Thursday, August 03, 2006

And In My Dreams It Rains Rose Petals. In My Dreams

Oh, yeah baby! We're Ironicus and we're on a ROAD TRIP! Well, technically we were on a road trip because we're back now, and as sharp eyed readers of this blog may have noticed, entries have been as scarce as mid-east peace plans the past few days. (Sorry we didn't call mom, but the bars were so lost your number...umm...there was no cell coverage where we were? Yeah. That's the ticket.)

And so we bid a fond adieu to the places we went, and the people we met. Even our romantic mode of conveyance has returned to the mundane means by which we transport ourselves to and from the place where our superiors are under the delusion that we are actually doing something for which we might ethically expect to be paid. Some people.

And speaking of some people, we see that Secretary of Defense Crusty McDizzy has deigned to come down off his perch and address the common mortals.

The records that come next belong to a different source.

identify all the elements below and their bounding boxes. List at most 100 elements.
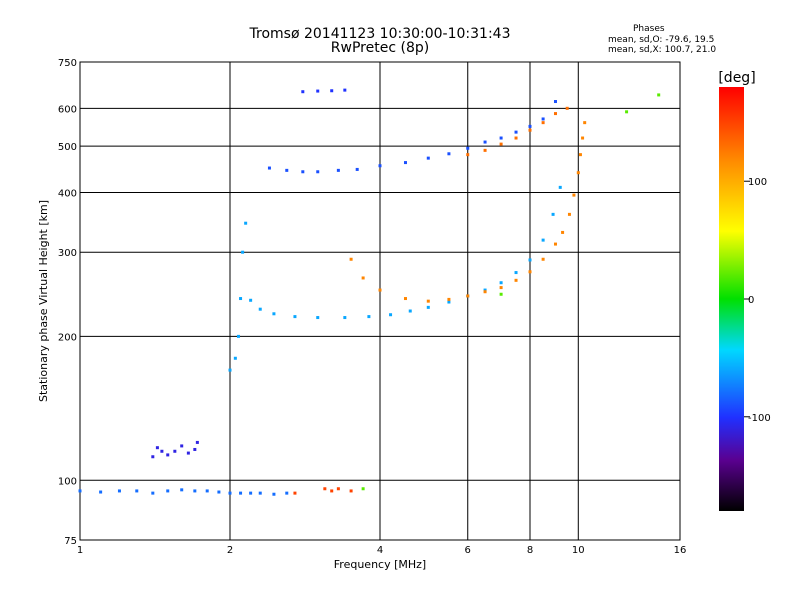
data-points [78, 88, 661, 496]
x-axis-label: Frequency [MHz] [334, 558, 426, 571]
data-point [528, 128, 532, 132]
data-point [316, 170, 320, 174]
data-point [499, 292, 503, 296]
data-point [330, 89, 334, 93]
data-point [186, 451, 190, 455]
x-tick-label: 1 [77, 545, 83, 556]
data-point [249, 298, 253, 302]
data-point [466, 153, 470, 157]
data-point [293, 491, 297, 495]
y-tick-label: 500 [58, 142, 77, 153]
data-point [528, 270, 532, 274]
data-point [367, 315, 371, 319]
y-tick-label: 300 [58, 248, 77, 259]
data-point [553, 242, 557, 246]
data-point [193, 489, 197, 493]
data-point [166, 453, 170, 457]
data-point [403, 297, 407, 301]
chart-subtitle: RwPretec (8p) [330, 40, 430, 56]
x-tick-label: 16 [674, 545, 687, 556]
grid-lines [80, 62, 680, 540]
data-point [293, 315, 297, 319]
data-point [541, 238, 545, 242]
phase-stats-x: mean, sd,X: 100.7, 21.0 [608, 45, 717, 55]
colorbar-ticks: 100 0 -100 [744, 177, 771, 424]
data-point [447, 300, 451, 304]
data-point [528, 258, 532, 262]
data-point [336, 487, 340, 491]
data-point [301, 90, 305, 94]
data-point [166, 489, 170, 493]
colorbar-tick-label: -100 [748, 413, 771, 424]
data-point [323, 487, 327, 491]
y-tick-label: 100 [58, 476, 77, 487]
data-point [258, 491, 262, 495]
data-point [285, 491, 289, 495]
data-point [272, 492, 276, 496]
data-point [561, 230, 565, 234]
data-point [483, 148, 487, 152]
data-point [244, 221, 248, 225]
data-point [553, 112, 557, 116]
data-point [581, 136, 585, 140]
data-point [160, 449, 164, 453]
x-tick-label: 4 [377, 545, 383, 556]
y-tick-label: 75 [64, 536, 77, 547]
data-point [195, 440, 199, 444]
data-point [316, 316, 320, 320]
data-point [466, 146, 470, 150]
data-point [236, 334, 240, 338]
data-point [389, 313, 393, 317]
data-point [180, 444, 184, 448]
data-point [514, 271, 518, 275]
data-point [155, 446, 159, 450]
data-point [499, 286, 503, 290]
data-point [378, 164, 382, 168]
data-point [426, 299, 430, 303]
data-point [466, 294, 470, 298]
data-point [117, 489, 121, 493]
tick-labels: 1 2 4 6 8 10 16 75 100 200 300 400 500 600 750 [58, 58, 686, 556]
data-point [343, 88, 347, 92]
data-point [336, 168, 340, 172]
data-point [541, 257, 545, 261]
data-point [565, 106, 569, 110]
data-point [483, 290, 487, 294]
data-point [258, 307, 262, 311]
colorbar-tick-label: 0 [748, 295, 754, 306]
y-tick-label: 750 [58, 58, 77, 69]
data-point [151, 455, 155, 459]
data-point [78, 489, 82, 493]
y-axis-label: Stationary phase Virtual Height [km] [37, 200, 50, 402]
data-point [657, 93, 661, 97]
phases-heading: Phases [633, 24, 665, 34]
data-point [551, 212, 555, 216]
data-point [249, 491, 253, 495]
data-point [285, 168, 289, 172]
data-point [514, 136, 518, 140]
data-point [316, 89, 320, 93]
data-point [426, 305, 430, 309]
data-point [355, 167, 359, 171]
data-point [135, 489, 139, 493]
data-point [553, 100, 557, 104]
data-point [241, 250, 245, 254]
data-point [205, 489, 209, 493]
data-point [541, 117, 545, 121]
x-tick-label: 8 [527, 545, 533, 556]
data-point [499, 142, 503, 146]
data-point [349, 257, 353, 261]
data-point [233, 356, 237, 360]
data-point [378, 288, 382, 292]
data-point [228, 491, 232, 495]
x-tick-label: 10 [572, 545, 585, 556]
data-point [483, 140, 487, 144]
data-point [361, 487, 365, 491]
y-tick-label: 200 [58, 332, 77, 343]
data-point [301, 170, 305, 174]
data-point [583, 121, 587, 125]
data-point [567, 212, 571, 216]
data-point [514, 278, 518, 282]
data-point [576, 171, 580, 175]
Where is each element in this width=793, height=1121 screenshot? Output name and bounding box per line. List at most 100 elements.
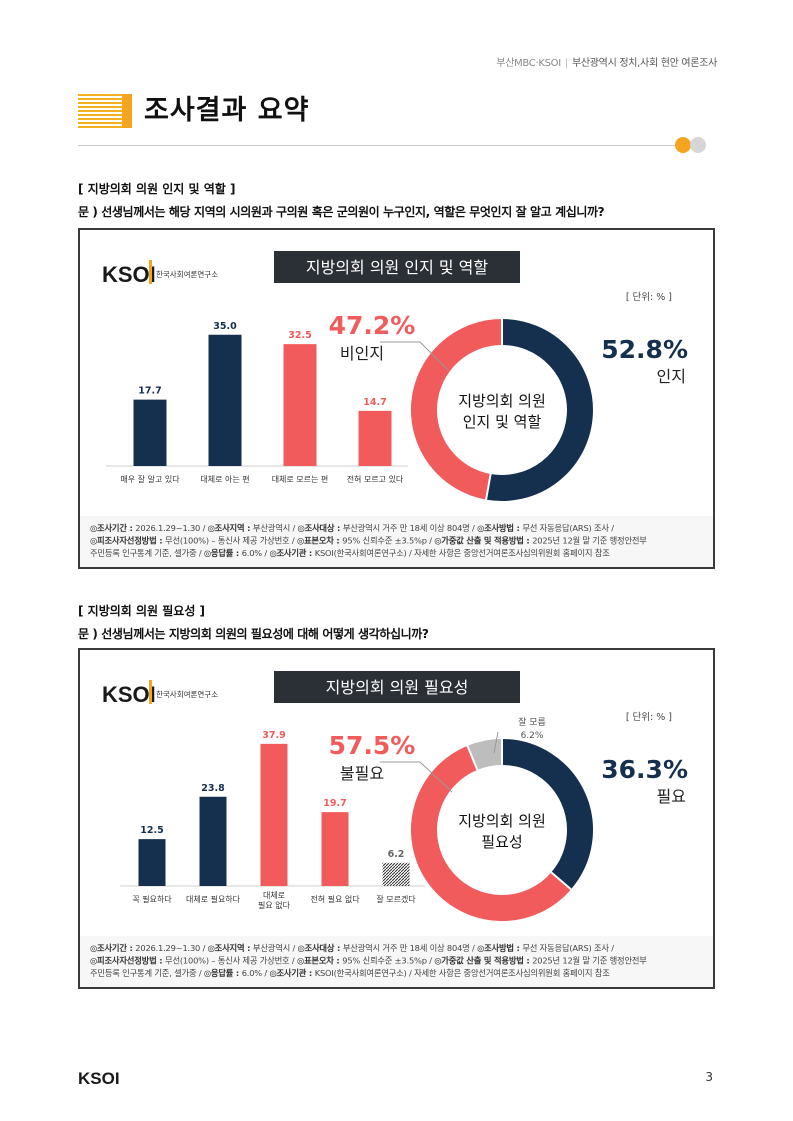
bar-3 <box>260 743 288 886</box>
chart-logo: KSOI <box>102 682 156 707</box>
bar-value-label-4: 19.7 <box>323 798 346 809</box>
header-separator: | <box>564 58 568 69</box>
footnote-part: ◎조사지역 : <box>208 523 253 533</box>
donut-value-비인지: 47.2% <box>329 311 416 340</box>
bar-category-label-3: 대체로 모르는 편 <box>272 474 329 484</box>
bar-value-label-2: 23.8 <box>201 783 225 794</box>
bar-category-label-line: 대체로 <box>263 890 285 900</box>
bar-category-label-5: 잘 모르겠다 <box>376 894 416 904</box>
footnote-line-2: ◎피조사자선정방법 : 무선(100%) – 통신사 제공 가상번호 / ◎표본… <box>90 536 647 546</box>
bar-category-label-line: 대체로 모르는 편 <box>272 474 329 484</box>
donut-center-label-1: 지방의회 의원 <box>458 392 546 410</box>
chart-title-box <box>274 671 520 703</box>
bar-category-label-line: 매우 잘 알고 있다 <box>120 474 180 484</box>
footnote-part: ◎가중값 산출 및 적용방법 : <box>434 536 532 546</box>
footnote-part: ◎응답률 : <box>204 548 242 558</box>
footnote-background <box>80 936 713 987</box>
footnote-part: ◎피조사자선정방법 : <box>90 956 165 966</box>
bar-value-label-3: 37.9 <box>262 730 285 741</box>
footnote-part: 6.0% / <box>242 968 270 978</box>
bar-category-label-line: 잘 모르겠다 <box>376 894 416 904</box>
title-accent-bar <box>122 94 132 128</box>
footnote-part: 2025년 12월 말 기준 행정안전부 <box>532 536 647 546</box>
footnote-part: 2025년 12월 말 기준 행정안전부 <box>532 956 647 966</box>
footnote-part: ◎조사기간 : <box>90 943 135 953</box>
donut-segment-비인지 <box>410 319 503 500</box>
footnote-part: 2026.1.29~1.30 / <box>135 523 207 533</box>
footnote-part: KSOI(한국사회여론연구소) / <box>315 548 414 558</box>
donut-segment-잘 모름 <box>467 739 503 771</box>
footnote-part: 주민등록 인구통계 기준, 셀가중 / <box>90 968 204 978</box>
footnote-part: 무선 자동응답(ARS) 조사 / <box>522 523 614 533</box>
chart-2-frame: KSOI 한국사회여론연구소 지방의회 의원 필요성[ 단위: % ] 12.5 꼭 필… <box>78 648 715 989</box>
footer-logo-mark: KSOI <box>78 1069 120 1088</box>
footnote-part: ◎조사대상 : <box>298 523 343 533</box>
header-org: 부산MBC·KSOI <box>496 58 561 69</box>
donut-separator <box>484 472 492 501</box>
footnote-part: 95% 신뢰수준 ±3.5%p / <box>342 536 434 546</box>
bar-category-label-4: 전혀 모르고 있다 <box>347 474 404 484</box>
title-stripes-decoration <box>78 94 122 128</box>
footnote-line-1: ◎조사기간 : 2026.1.29~1.30 / ◎조사지역 : 부산광역시 /… <box>90 943 614 953</box>
footnote-line-3: 주민등록 인구통계 기준, 셀가중 / ◎응답률 : 6.0% / ◎조사기관 … <box>90 548 610 558</box>
donut-separator <box>466 744 479 772</box>
bar-value-label-1: 17.7 <box>138 386 161 397</box>
bar-category-label-line: 대체로 아는 편 <box>200 474 249 484</box>
section-2-question: 문 ) 선생님께서는 지방의회 의원의 필요성에 대해 어떻게 생각하십니까? <box>78 627 429 641</box>
bar-category-label-4: 전혀 필요 없다 <box>310 894 360 904</box>
donut-segment-불필요 <box>411 745 571 921</box>
footnote-part: ◎피조사자선정방법 : <box>90 536 165 546</box>
footer-logo-text: KSOI <box>78 1069 120 1088</box>
chart-unit-label: [ 단위: % ] <box>626 711 672 723</box>
chart-title: 지방의회 의원 필요성 <box>326 678 469 697</box>
chart-logo-subtitle: 한국사회여론연구소 <box>156 269 218 279</box>
donut-name-비인지: 비인지 <box>340 344 384 363</box>
donut-segment-인지 <box>486 319 593 501</box>
chart-footnotes: ◎조사기간 : 2026.1.29~1.30 / ◎조사지역 : 부산광역시 /… <box>80 936 713 987</box>
chart-title-box <box>274 251 520 283</box>
footnote-part: ◎조사방법 : <box>477 943 522 953</box>
chart-1-frame: KSOI 한국사회여론연구소 지방의회 의원 인지 및 역할[ 단위: % ] 17.… <box>78 228 715 569</box>
bar-category-label-2: 대체로 아는 편 <box>200 474 249 484</box>
bar-category-label-1: 매우 잘 알고 있다 <box>120 474 180 484</box>
bar-category-label-2: 대체로 필요하다 <box>186 894 241 904</box>
bar-4 <box>321 812 349 886</box>
title-divider <box>78 145 678 146</box>
footnote-part: 무선 자동응답(ARS) 조사 / <box>522 943 614 953</box>
footnote-part: 주민등록 인구통계 기준, 셀가중 / <box>90 548 204 558</box>
footnote-line-3: 주민등록 인구통계 기준, 셀가중 / ◎응답률 : 6.0% / ◎조사기관 … <box>90 968 610 978</box>
footnote-part: 95% 신뢰수준 ±3.5%p / <box>342 956 434 966</box>
chart-logo: KSOI <box>102 262 156 287</box>
footnote-part: 무선(100%) – 통신사 제공 가상번호 / <box>165 956 297 966</box>
bar-1 <box>133 399 167 466</box>
bar-2 <box>208 334 242 466</box>
donut-value-불필요: 57.5% <box>329 731 416 760</box>
chart-title: 지방의회 의원 인지 및 역할 <box>306 258 489 277</box>
bar-category-label-line: 꼭 필요하다 <box>132 894 172 904</box>
page-title: 조사결과 요약 <box>144 95 310 126</box>
bar-3 <box>283 344 317 466</box>
footnote-part: 자세한 사항은 중앙선거여론조사심의위원회 홈페이지 참조 <box>414 548 610 558</box>
footnote-line-2: ◎피조사자선정방법 : 무선(100%) – 통신사 제공 가상번호 / ◎표본… <box>90 956 647 966</box>
running-header: 부산MBC·KSOI | 부산광역시 정치,사회 현안 여론조사 <box>496 54 717 69</box>
bar-value-label-1: 12.5 <box>140 825 163 836</box>
donut-leader-비인지 <box>380 341 449 371</box>
bar-2 <box>199 796 227 886</box>
footnote-part: ◎조사기관 : <box>269 968 314 978</box>
header-title: 부산광역시 정치,사회 현안 여론조사 <box>571 58 717 69</box>
chart-2: KSOI 한국사회여론연구소 지방의회 의원 필요성[ 단위: % ]12.5꼭 필… <box>80 671 713 987</box>
donut-name-잘 모름: 잘 모름 <box>518 716 546 728</box>
bar-category-label-line: 대체로 필요하다 <box>186 894 241 904</box>
donut-leader-불필요 <box>380 761 453 793</box>
orange-dot-decoration <box>675 137 691 153</box>
bar-category-label-1: 꼭 필요하다 <box>132 894 172 904</box>
footnote-part: KSOI(한국사회여론연구소) / <box>315 968 414 978</box>
donut-value-필요: 36.3% <box>601 755 688 784</box>
footnote-part: ◎표본오차 : <box>297 536 342 546</box>
bar-5 <box>382 862 410 886</box>
donut-center-label-1: 지방의회 의원 <box>458 812 546 830</box>
bar-category-label-line: 전혀 필요 없다 <box>310 894 360 904</box>
section-1-question: 문 ) 선생님께서는 해당 지역의 시의원과 구의원 혹은 군의원이 누구인지,… <box>78 205 605 219</box>
donut-name-필요: 필요 <box>657 787 686 806</box>
footnote-line-1: ◎조사기간 : 2026.1.29~1.30 / ◎조사지역 : 부산광역시 /… <box>90 523 614 533</box>
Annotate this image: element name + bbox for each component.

Defense Secretary Donald Rumsfeld warned on Thursday against pulling U.S. troops out of Iraq before the second coming, saying it would be seen as a victory by extremists who want to control the Middle East. "If we leave before Jesus controls that region of the middle east, then Allah will control that region of the middle east and Jesus won't," Rumsfeld told a Congressional Committee. "It's a pretty complicated scenario. I wouldn't expect you to understand."

When one Senator asked him if the goal wasn't to let the people who live in the region control themselves, Rumsfeld replied that "The US knows what's best for the people of the region, that's why they welcomed us as liberators."

Another Senator mentioned that with the death toll to American soldiers approaching 2600 and more than 40,000 civilian casualties the situation could hardly be called a welcome. Rumsfeld assured the committee that the party had "gotten just a little out of hand" and as soon as the Iraqi's were done celebrating things would get back to normal. "Shooting guns off and stuff is part of how they celebrate, he said. "Sort of like Kentucky."

The head of U.S. Central Command, Army General John Abizaid, played down prospects for reducing troop levels in Iraq this year because of violence in Baghdad. "But that doesn't me we aren't winning, because we are," he added. "You just don't hear about it from the main stream media because they keep getting shot before they can find a school we just painted, or a hospital we replaced the windows in. Just wait until we get the power back up to pre-war levels in Baghdad, then you'll see."

"Sectarian violence probably is as bad as I've seen it, in Baghdad in particular," he said. "If not stopped, it is possible that Iraq could move toward civil war." When asked if the situation in Iraq wasn't already indicative of a civil war Abizaid replied that he didn't think so "because Secretary Rumsfeld assured me that it wasn't. The man's clearly a genius."

The Pentagon last week agreed to add more than 3,000 troops to Iraq's capital, extending those soldiers' deployments. When asked how long he thought he could keep extending soldiers' deployments before it started to affect their morale, Rumsfeld replied that he was sure he could do it "until I'm out of office."

Marine Corps General Peter Pace, the top U.S. military officer, was asked by a senator if he would have seen the chance of civil war a year ago. He replied, "No sir. Of course the Secretary doesn't let us read the papers, or watch the news, so I"m probably not the best guy to ask."